Há tanta informação que se pode retirar do módulo.” (M4)
2) As agendas dos alunos: Sobrevalorização do divertimento em relação à aprendizagem
“Se [aprender ótica] não estiver nos objetivos deles [alunos] ou do professor que está a
organizar a visita, vêm apenas experimentar ou divertir-se ou conversar com os colegas
sobre outra coisa qualquer. Mas se os objetivos da visita e os objetivos com que os alunos
se aproximam dos módulos é tirarem realmente alguma informação, eles devem interagir
com um módulo de acordo com aquilo que, em princípio, o módulo está preparado para
fazer e tirar, portanto, a informação. Tirar a conclusão daquilo que experimentaram e da
forma como experimentaram. Se os alunos tiram ou não partido do módulo, isso depende
dos objetivos que eles trazem para essa mesma aproximação ao módulo.” (M7)

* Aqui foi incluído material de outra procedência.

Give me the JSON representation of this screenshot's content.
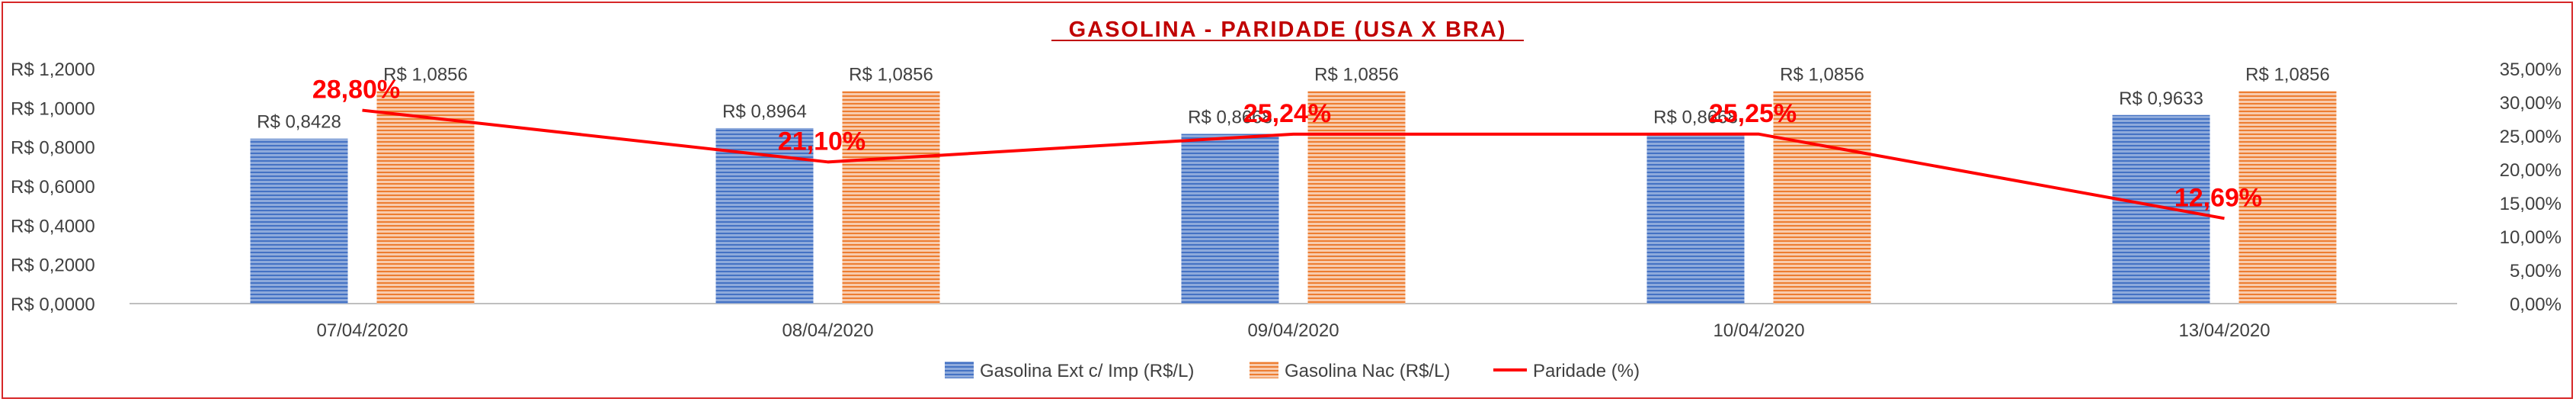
{
  "chart_data": {
    "type": "bar",
    "title": "GASOLINA - PARIDADE (USA X BRA)",
    "categories": [
      "07/04/2020",
      "08/04/2020",
      "09/04/2020",
      "10/04/2020",
      "13/04/2020"
    ],
    "series": [
      {
        "name": "Gasolina Ext c/ Imp (R$/L)",
        "type": "bar",
        "axis": "left",
        "values": [
          0.8428,
          0.8964,
          0.8668,
          0.8668,
          0.9633
        ],
        "labels": [
          "R$ 0,8428",
          "R$ 0,8964",
          "R$ 0,8668",
          "R$ 0,8668",
          "R$ 0,9633"
        ],
        "color": "#4472c4"
      },
      {
        "name": "Gasolina Nac (R$/L)",
        "type": "bar",
        "axis": "left",
        "values": [
          1.0856,
          1.0856,
          1.0856,
          1.0856,
          1.0856
        ],
        "labels": [
          "R$ 1,0856",
          "R$ 1,0856",
          "R$ 1,0856",
          "R$ 1,0856",
          "R$ 1,0856"
        ],
        "color": "#ed7d31"
      },
      {
        "name": "Paridade (%)",
        "type": "line",
        "axis": "right",
        "values": [
          28.8,
          21.1,
          25.24,
          25.25,
          12.69
        ],
        "labels": [
          "28,80%",
          "21,10%",
          "25,24%",
          "25,25%",
          "12,69%"
        ],
        "color": "#ff0000"
      }
    ],
    "y_left": {
      "range": [
        0,
        1.2
      ],
      "ticks": [
        0,
        0.2,
        0.4,
        0.6,
        0.8,
        1.0,
        1.2
      ],
      "tick_labels": [
        "R$ 0,0000",
        "R$ 0,2000",
        "R$ 0,4000",
        "R$ 0,6000",
        "R$ 0,8000",
        "R$ 1,0000",
        "R$ 1,2000"
      ]
    },
    "y_right": {
      "range": [
        0,
        35
      ],
      "ticks": [
        0,
        5,
        10,
        15,
        20,
        25,
        30,
        35
      ],
      "tick_labels": [
        "0,00%",
        "5,00%",
        "10,00%",
        "15,00%",
        "20,00%",
        "25,00%",
        "30,00%",
        "35,00%"
      ]
    },
    "grid": false,
    "legend_position": "bottom"
  }
}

3) Os professores de Ciências Físico-Químicas e os professores acompanhantes não
estimulam o questionamento. Em relação aos professores acompanhantes, muitos deles tem
poucos ou muito poucos conhecimentos prévios de Física, possuindo eles próprios uma
imagem negativa acerca da ciência:
“Mesmo em visita escolar, o que acontece muitas vezes, alguns grupos vêm com
professores que nem sempre são de Física, às vezes são professores de História. Há
professores, [por exemplo] de Português que andam a acompanhar a visita e eles dizem:
“Ai, de ciência não percebo nada, tanto ciência como Matemática, que horror! Física? Não
sabia nada, nunca conseguia perceber isso na escola”. Isso retrai a visita. Se os professores
que acompanham a visita não estão minimamente preparados para aquilo que vão
observar, não conhece sequer, não foram eles sequer que marcaram. É claro que se os
alunos que tiverem uma dúvida o professor não lhes vai conseguir responder a essa
dúvida.” (M5)
“Uma coisa que me marca é a desresponsabilização dos professores em relação aos
alunos, claramente. Os alunos são entregues nas salas e os professores alheiam-se
completamente da sua função. Isso é um dos episódios que diariamente vejo aqui no
centro interativo. Os professores voltarem as costas aos seus alunos e ao papel que eles
deveriam ter num espaço como este.” (M8)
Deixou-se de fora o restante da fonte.